Leider konnte nicht geklärt werden, warum die Sender so handeln. Das wäre wahrscheinlich auch dann nicht möglich gewesen, wenn der Vertreter des Rundfunks Berlin-Brandenburg nicht in letzter Minute abgesagt hätte. Beschrieben wurde jedoch, was passiert: „Der Spielraum für Dokumentarfilmer bei den öffentlich-rechtlichen Sendern wird immer geringer“, konstatiert Günter Wallraff. „Und wenn, dann läuft der Dok-Film nur noch als Alibi um Mitternacht rum.“ Dietmar Post, Dokumentarfilmregisseur und Produzent, sieht in dem Verhalten von ARD und ZDF gar ein demokratieschädliches Verhalten: „Wenn man zurück möchte in die 50er, die Demokratie abschaffen will, dann spielt es natürlich eine Rolle, wenn man ein Programm macht, dass sich nur an Leute wendet, die keine großen Ansprüche haben und die weder gefordert werden wollen noch vom Programm gefordert werden.“

Dass kritischer Journalismus, der keine Lücken lässt, unterschiedliche Sichtweisen und auch in die Tiefe gehende Dokumentarfilme einen Mainstream-Journalismus und dessen Folgen verhindern, erklärte Prof.
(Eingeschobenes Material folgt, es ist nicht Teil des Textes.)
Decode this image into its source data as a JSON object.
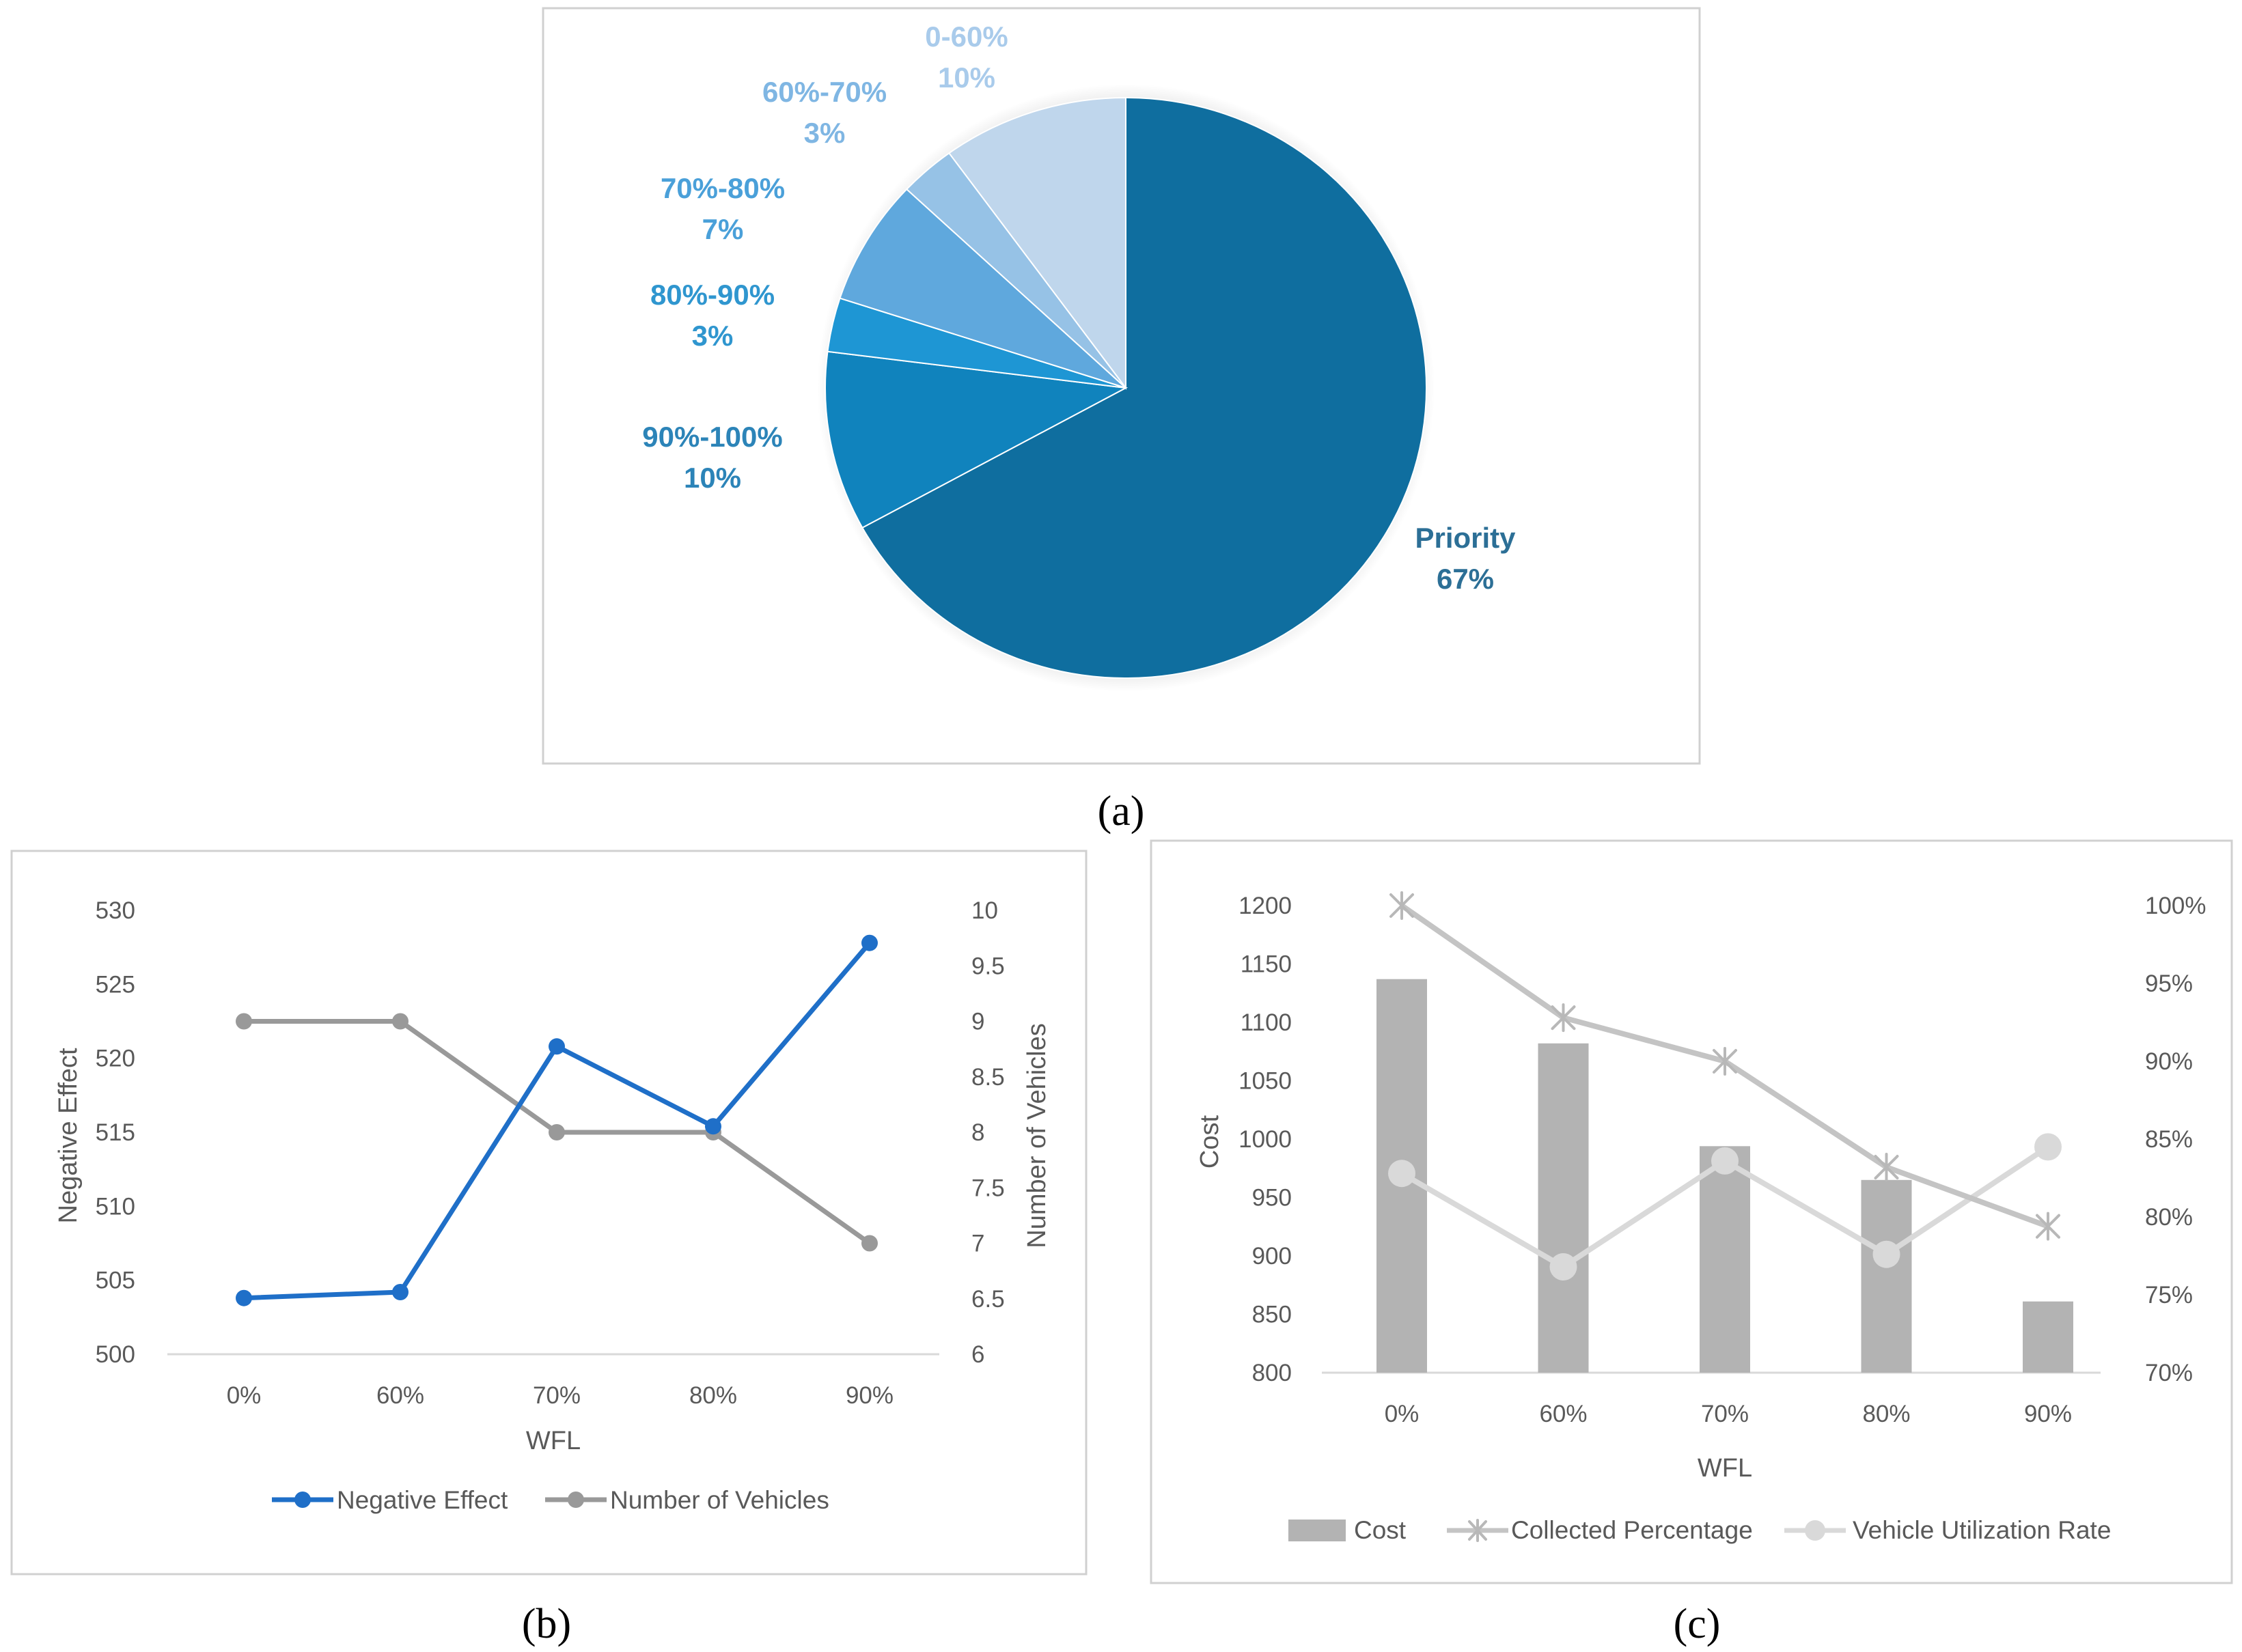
{
  "colors": {
    "pie": [
      "#0f6e9f",
      "#1083bd",
      "#1e96d4",
      "#5fa8dd",
      "#96c2e6",
      "#bfd6ec"
    ],
    "pie_labels": [
      "#2c6f96",
      "#2c84b8",
      "#2f96cf",
      "#4aa0d9",
      "#7fb6e3",
      "#a9cbeb"
    ],
    "negative_effect": "#1f6fc8",
    "vehicles": "#999999",
    "cost_bar": "#b3b3b3",
    "collected": "#c4c4c4",
    "utilization": "#d9d9d9",
    "frame": "#d0d0d0",
    "gridline": "#d9d9d9"
  },
  "chart_data": [
    {
      "id": "a",
      "type": "pie",
      "caption": "(a)",
      "slices": [
        {
          "name": "Priority",
          "value": 67,
          "label_pct": "67%"
        },
        {
          "name": "90%-100%",
          "value": 10,
          "label_pct": "10%"
        },
        {
          "name": "80%-90%",
          "value": 3,
          "label_pct": "3%"
        },
        {
          "name": "70%-80%",
          "value": 7,
          "label_pct": "7%"
        },
        {
          "name": "60%-70%",
          "value": 3,
          "label_pct": "3%"
        },
        {
          "name": "0-60%",
          "value": 10,
          "label_pct": "10%"
        }
      ]
    },
    {
      "id": "b",
      "type": "line",
      "caption": "(b)",
      "categories": [
        "0%",
        "60%",
        "70%",
        "80%",
        "90%"
      ],
      "xlabel": "WFL",
      "ylabel": "Negative Effect",
      "y2label": "Number of Vehicles",
      "ylim": [
        500,
        530
      ],
      "yticks": [
        500,
        505,
        510,
        515,
        520,
        525,
        530
      ],
      "y2lim": [
        6,
        10
      ],
      "y2ticks": [
        "6",
        "6.5",
        "7",
        "7.5",
        "8",
        "8.5",
        "9",
        "9.5",
        "10"
      ],
      "series": [
        {
          "name": "Negative Effect",
          "axis": "left",
          "values": [
            503.8,
            504.2,
            520.8,
            515.4,
            527.8
          ]
        },
        {
          "name": "Number of Vehicles",
          "axis": "right",
          "values": [
            9,
            9,
            8,
            8,
            7
          ]
        }
      ]
    },
    {
      "id": "c",
      "type": "bar",
      "caption": "(c)",
      "categories": [
        "0%",
        "60%",
        "70%",
        "80%",
        "90%"
      ],
      "xlabel": "WFL",
      "ylabel": "Cost",
      "ylim": [
        800,
        1200
      ],
      "yticks": [
        800,
        850,
        900,
        950,
        1000,
        1050,
        1100,
        1150,
        1200
      ],
      "y2lim": [
        70,
        100
      ],
      "y2ticks": [
        "70%",
        "75%",
        "80%",
        "85%",
        "90%",
        "95%",
        "100%"
      ],
      "series": [
        {
          "name": "Cost",
          "kind": "bar",
          "axis": "left",
          "values": [
            1137,
            1082,
            994,
            965,
            861
          ]
        },
        {
          "name": "Collected Percentage",
          "kind": "line",
          "marker": "star",
          "axis": "right",
          "values": [
            100,
            92.8,
            90,
            83.2,
            79.4
          ]
        },
        {
          "name": "Vehicle Utilization Rate",
          "kind": "line",
          "marker": "circle",
          "axis": "right",
          "values": [
            82.8,
            76.8,
            83.6,
            77.6,
            84.5
          ]
        }
      ]
    }
  ]
}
Dr. Ulrich Teusch, Politikwissenschaftler, Publizist, Sachbuchautor („Lückenpresse“). Lücken, also Auslassungen, führten zu einem bestimmten Narrativ, so Teusch. Habe sich dieses erst etabliert, könne man darauf basierend Kampagnen, gar Propaganda, machen. Und bedienten Medien den Mainstream, würden sie zu Establishment-Medien. Im Falle der öffentlich-rechtlichen Medien werden sie dadurch in Frage gestellt. Und das geschieht im Augenblick ganz massiv.

Doch während die einen ein „schlaffes“, „mutloses“, „absurdes“ System durch eine grundlegende Reform und ein neues, zutiefst verändertes Selbstverständnis revitalisieren wollten, um das „humanistische Projekt Demokratie“, so Moderator Thorolf Lipp, der zugleich Vorstand der AG DOK ist, zu stärken, wollten es andere abschaffen. Und dafür fänden sie Rückhalt in den Teilen der Bevölkerung, denen ARD und ZDF nichts geben. „Die Diskussion um ARD und ZDF wird zusehend unangenehm“, sagt Malte Krückels, Staatssekretär für Medien des Freistaates Thüringen, „da die AfD überall in den Länderparlamenten Anträge stellt, die Öffentlich-Rechtlichen abzuschaffen.“

Man könnte zu dem Schluss kommen, dass ein mangelnder Wille zu tiefgreifender Reform zu einem Bärendienst an sich selbst führt. Denn wie solle sich die Politik gegenüber der AfD-Forderung bzw. den Sendern verhalten, wenn die nächste Gebührenperiode am 1. Januar 2021 beginnt, fragt Krückels, und die Diskussion um eine Gebührenanpassung genau dann stattfinde, wenn 2020 in Sachsen-Anhalt Wahlkampf ist – in einem Land, wo die AfD mit über 24 Prozent im Landtag sitzt.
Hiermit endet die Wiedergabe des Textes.